= Bill Boyer Jr. =

American businessman

Bill Boyer Jr. is a 50% owner and former CEO of Hawaii's Mokulele Airlines. In March 2009, he was replaced as the airline's CEO and was put in charge of expanding sales and marketing efforts after Republic Airways became a 50% shareholder. Boyer is a native of Tacoma, Washington.

==Background==
Boyer, who dropped out of college, was an entrepreneurial-minded baggage handler at Seattle-based Alaska Airlines who, in response to information posted about in-flight entertainment challenges on the Alaska Airlines employee website, conceived of a portable hard-disk based video on demand media player that he later named the "digEplayer."
On behalf of Aircraft Protective Systems (APS), a Washington corporation he founded earlier to commercialize other products he developed for the aircraft industry, he obtained $2.5 million initial financing from family and an Angel investor to fully develop and market his conceived product, which became the first self-contained portable video on demand (VOD) in-flight Entertainment (IFE) device. He contracted with San Diego–based e.Digital Corporation to develop and manufacture the device.

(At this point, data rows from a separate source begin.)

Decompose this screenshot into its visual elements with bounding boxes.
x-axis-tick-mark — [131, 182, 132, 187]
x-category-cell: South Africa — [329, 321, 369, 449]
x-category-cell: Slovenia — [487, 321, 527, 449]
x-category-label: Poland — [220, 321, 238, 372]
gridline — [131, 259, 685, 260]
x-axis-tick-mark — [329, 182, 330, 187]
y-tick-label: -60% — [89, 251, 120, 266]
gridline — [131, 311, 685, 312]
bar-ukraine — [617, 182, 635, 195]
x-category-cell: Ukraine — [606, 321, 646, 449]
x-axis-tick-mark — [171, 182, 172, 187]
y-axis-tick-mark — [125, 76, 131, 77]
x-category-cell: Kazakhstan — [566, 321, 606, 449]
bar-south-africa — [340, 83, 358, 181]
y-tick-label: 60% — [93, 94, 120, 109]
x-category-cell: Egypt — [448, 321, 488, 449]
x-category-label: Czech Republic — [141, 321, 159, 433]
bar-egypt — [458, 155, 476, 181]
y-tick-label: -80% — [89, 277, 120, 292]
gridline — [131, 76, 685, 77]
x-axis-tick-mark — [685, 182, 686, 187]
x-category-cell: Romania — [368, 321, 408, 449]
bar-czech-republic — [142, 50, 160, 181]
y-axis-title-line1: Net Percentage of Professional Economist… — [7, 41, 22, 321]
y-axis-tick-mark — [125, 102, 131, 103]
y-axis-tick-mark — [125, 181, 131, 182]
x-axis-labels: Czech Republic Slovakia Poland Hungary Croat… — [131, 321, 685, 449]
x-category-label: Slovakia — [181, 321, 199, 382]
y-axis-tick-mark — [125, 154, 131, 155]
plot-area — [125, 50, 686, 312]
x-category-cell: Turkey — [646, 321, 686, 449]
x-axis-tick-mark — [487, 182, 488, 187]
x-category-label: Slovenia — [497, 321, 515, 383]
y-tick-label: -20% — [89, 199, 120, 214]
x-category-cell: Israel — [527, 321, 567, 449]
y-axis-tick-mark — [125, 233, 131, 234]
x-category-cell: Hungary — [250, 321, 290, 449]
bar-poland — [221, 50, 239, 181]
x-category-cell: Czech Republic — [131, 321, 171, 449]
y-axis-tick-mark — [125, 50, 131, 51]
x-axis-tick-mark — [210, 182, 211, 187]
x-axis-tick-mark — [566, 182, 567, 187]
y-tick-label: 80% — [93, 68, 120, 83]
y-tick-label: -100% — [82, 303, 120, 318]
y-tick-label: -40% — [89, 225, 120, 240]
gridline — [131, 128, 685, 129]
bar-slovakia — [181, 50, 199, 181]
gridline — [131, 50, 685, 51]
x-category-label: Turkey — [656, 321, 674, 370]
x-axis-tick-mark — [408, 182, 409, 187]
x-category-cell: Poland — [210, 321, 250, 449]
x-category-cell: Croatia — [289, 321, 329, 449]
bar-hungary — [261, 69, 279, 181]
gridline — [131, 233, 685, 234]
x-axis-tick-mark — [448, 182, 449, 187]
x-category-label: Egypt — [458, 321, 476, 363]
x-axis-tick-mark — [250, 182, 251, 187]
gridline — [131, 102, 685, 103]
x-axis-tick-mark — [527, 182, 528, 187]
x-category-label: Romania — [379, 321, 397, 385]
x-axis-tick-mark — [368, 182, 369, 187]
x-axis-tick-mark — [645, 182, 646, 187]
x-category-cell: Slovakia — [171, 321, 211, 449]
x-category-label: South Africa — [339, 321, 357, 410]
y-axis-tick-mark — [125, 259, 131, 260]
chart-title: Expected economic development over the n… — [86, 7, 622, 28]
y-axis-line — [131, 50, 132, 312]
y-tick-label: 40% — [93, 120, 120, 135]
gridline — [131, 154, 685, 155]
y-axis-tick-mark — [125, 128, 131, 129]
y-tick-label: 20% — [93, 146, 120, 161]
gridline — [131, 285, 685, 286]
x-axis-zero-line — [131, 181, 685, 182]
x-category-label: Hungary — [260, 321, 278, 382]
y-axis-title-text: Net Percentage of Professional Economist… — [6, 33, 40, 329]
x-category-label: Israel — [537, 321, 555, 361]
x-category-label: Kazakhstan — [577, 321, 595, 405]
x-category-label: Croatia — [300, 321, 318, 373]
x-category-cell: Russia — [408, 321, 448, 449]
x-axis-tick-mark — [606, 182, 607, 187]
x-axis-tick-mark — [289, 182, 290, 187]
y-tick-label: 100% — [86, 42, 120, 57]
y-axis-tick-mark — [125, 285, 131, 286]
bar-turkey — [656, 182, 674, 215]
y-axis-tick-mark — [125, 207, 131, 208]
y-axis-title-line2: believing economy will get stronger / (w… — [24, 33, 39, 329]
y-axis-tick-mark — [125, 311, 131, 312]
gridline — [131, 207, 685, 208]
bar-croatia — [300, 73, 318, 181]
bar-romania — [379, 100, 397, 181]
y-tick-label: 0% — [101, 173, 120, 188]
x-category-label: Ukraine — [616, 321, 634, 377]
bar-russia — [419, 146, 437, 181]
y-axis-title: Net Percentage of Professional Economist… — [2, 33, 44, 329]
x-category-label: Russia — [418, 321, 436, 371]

Boyer was able to convince 20th Century Fox to provide first-run movies and other studio content for the player. Boyer's then employer, Alaska Airlines, became the first customer for the APS digEplayer. Based upon the apparent success of the Alaska Airlines digEplayer implementation, APS was able to sell the digEplayer to additional airlines.

In August 2003, Boyer signed an exclusive marketing and distribution agreement with Springville, Utah–based aircraft parts distributor Wencor and two months later sold the company to Wencor, which renamed APS "digEcor."

In 2005, Boyer purchased Mokulele Airlines through newly formed Boyer Industries LLC, a Washington company.

==Recognition==
Boyer's digEplayer received the "IFE Product of the Year" award at the March 2004 IPEC/LARA Inflight Online Awards Dinner. Alaska Airlines received the "Airline IFE Service of the Year" based upon the implementation of the digEplayer.